I highly recommend this talk by Armin Ronacher as an accompaniment (or prologue, or epilogue) to the article: "How Python was shaped by leaky internals", https://www.youtube.com/watch?v=qCGofLIzX6g
There's also this wonderful book [1] covering similar ground for Ruby. An extract from a review gives a flavour:
"Ruby Under a Microscope" does something fairly ambitious. It attempts to write a system internals book in a language that non computer scientists can readily understand. While there are numerous code snippets and examples to try and examine, the ability to look at the various Ruby internals and systems and see how they fit together can be accomplished by someone with general skills and basic familiarity with programming at the script level (which for many of us is as far as we typically get). An old saying says you can’t tell where yo hare going if you don’t know where you’ve been. Similarly, we can’t expect to get the most out of languages like ruby without having a more clear idea what’s happening under the hood. It’s entirely possible to work with Ruby and never learn some of this stuff, but having a guide like "Ruby Under a Microscope” opens up a variety of avenues, and does so in a way that will make the journey interesting and, dare I say it, even a little fun.
I heavily recommend this series from personal experience, since it was one of my primary references when working on https://docs.microsoft.com/en-us/visualstudio/python/debuggi.... Jumping straight into the CPython source code for the bytecode interpreter loop without a higher-level overview like this can be overwhelming.
I gather that BINARY_SUBTRACT in this context means type-independent subtraction of two operands.
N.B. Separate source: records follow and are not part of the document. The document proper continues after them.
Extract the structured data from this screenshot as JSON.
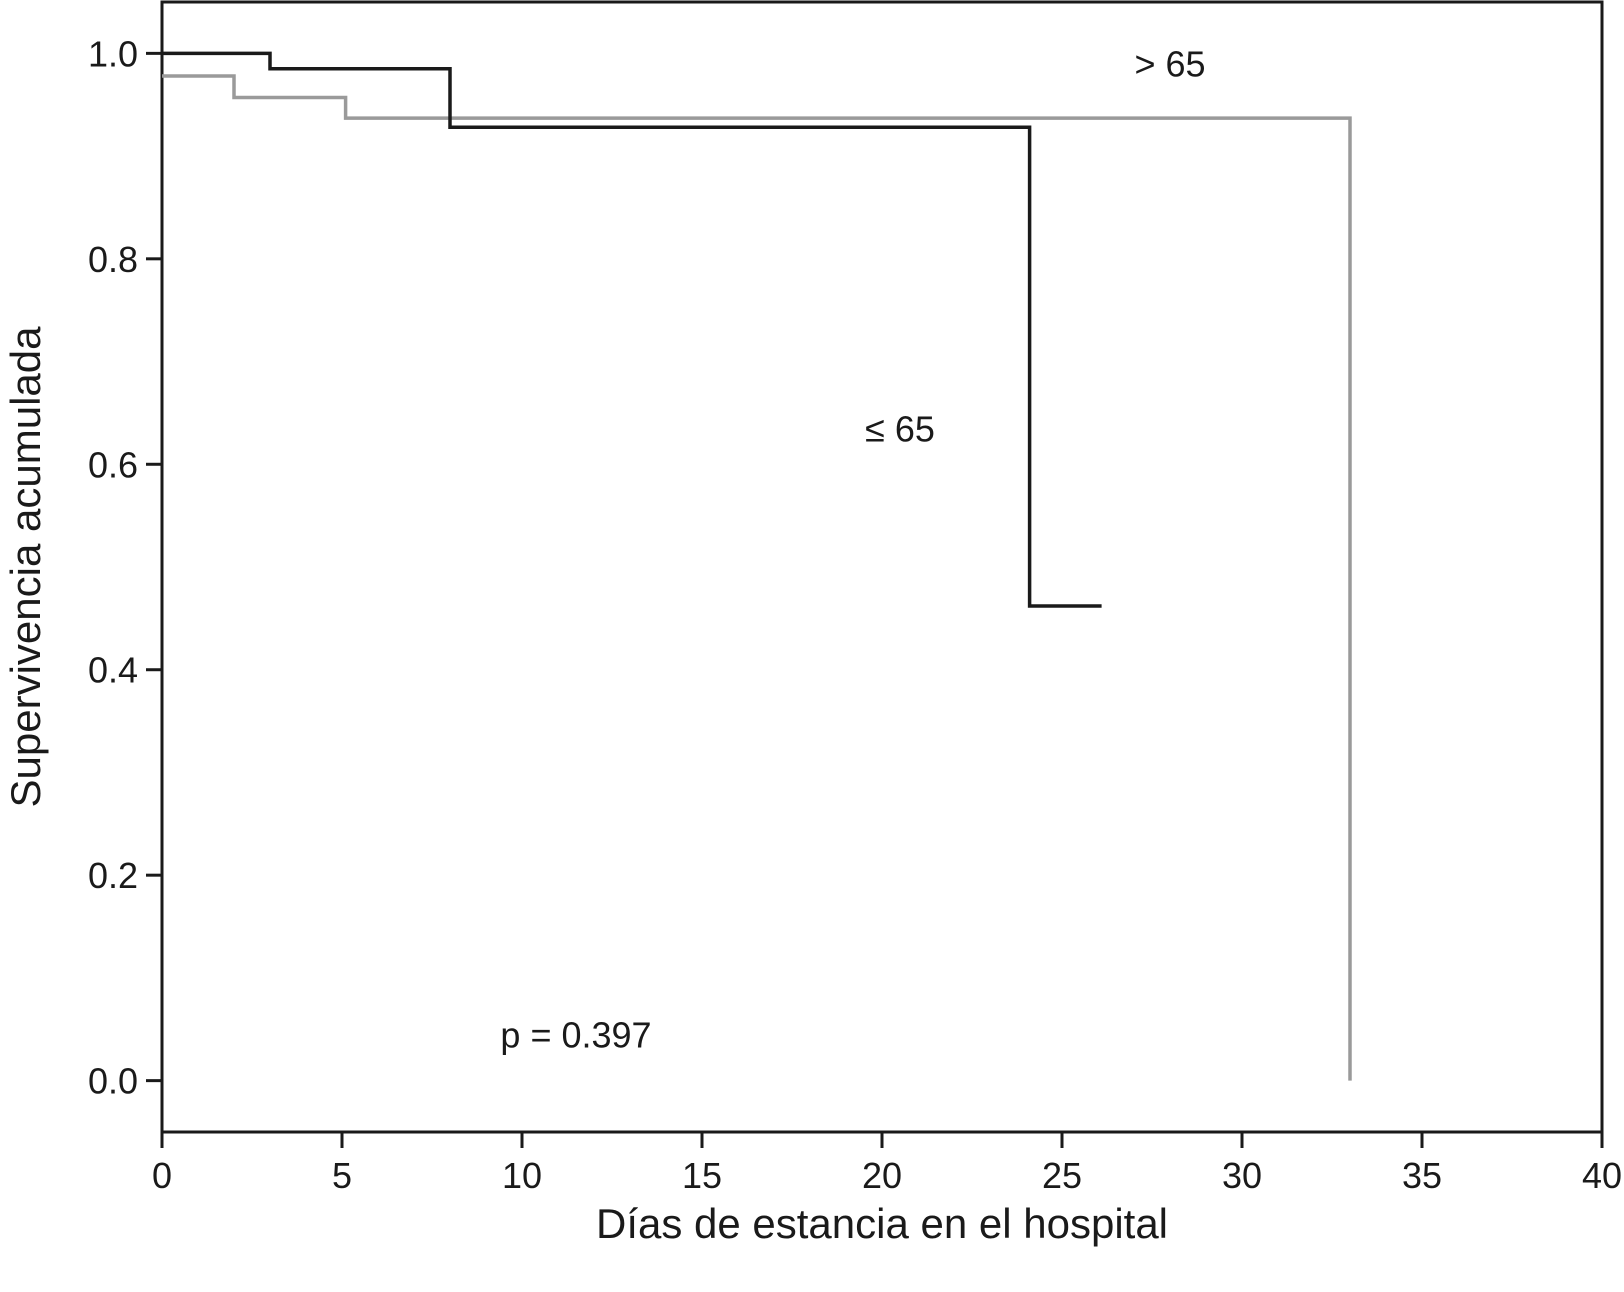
{
  "chart_data": {
    "type": "line",
    "step": true,
    "xlabel": "Días de estancia en el hospital",
    "ylabel": "Supervivencia acumulada",
    "xlim": [
      0,
      40
    ],
    "ylim": [
      -0.05,
      1.05
    ],
    "xticks": [
      0,
      5,
      10,
      15,
      20,
      25,
      30,
      35,
      40
    ],
    "xtick_labels": [
      "0",
      "5",
      "10",
      "15",
      "20",
      "25",
      "30",
      "35",
      "40"
    ],
    "yticks": [
      0.0,
      0.2,
      0.4,
      0.6,
      0.8,
      1.0
    ],
    "ytick_labels": [
      "0.0",
      "0.2",
      "0.4",
      "0.6",
      "0.8",
      "1.0"
    ],
    "grid": false,
    "series": [
      {
        "name": "≤ 65",
        "color": "#1a1a1a",
        "x": [
          0,
          3,
          3,
          8,
          8,
          24.1,
          24.1,
          26.1
        ],
        "y": [
          1.0,
          1.0,
          0.985,
          0.985,
          0.928,
          0.928,
          0.462,
          0.462
        ]
      },
      {
        "name": "> 65",
        "color": "#9a9a9a",
        "x": [
          0,
          2,
          2,
          5.1,
          5.1,
          33,
          33
        ],
        "y": [
          0.978,
          0.978,
          0.957,
          0.957,
          0.937,
          0.937,
          0.0
        ]
      }
    ],
    "annotations": [
      {
        "text": "> 65",
        "x": 28,
        "y": 0.99
      },
      {
        "text": "≤ 65",
        "x": 20.5,
        "y": 0.635
      },
      {
        "text": "p = 0.397",
        "x": 11.5,
        "y": 0.045
      }
    ]
  }
}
Not subtraction of two binary integers. So we aren't yet seeing the dispatching which decides what type of subtraction to do. Integers? Floats? Strings? Some object that defines subtraction?
An important thing to realize about CPython's implementation is that almost everything is really a key/value map underneath. Which is why number-crunching has to be done in C.
More importantly, even small integers are heap-allocated. Some are pre-allocated and reused (0 to 100, IIRC), but outside of that, every numeric result requires a malloc and object initialization.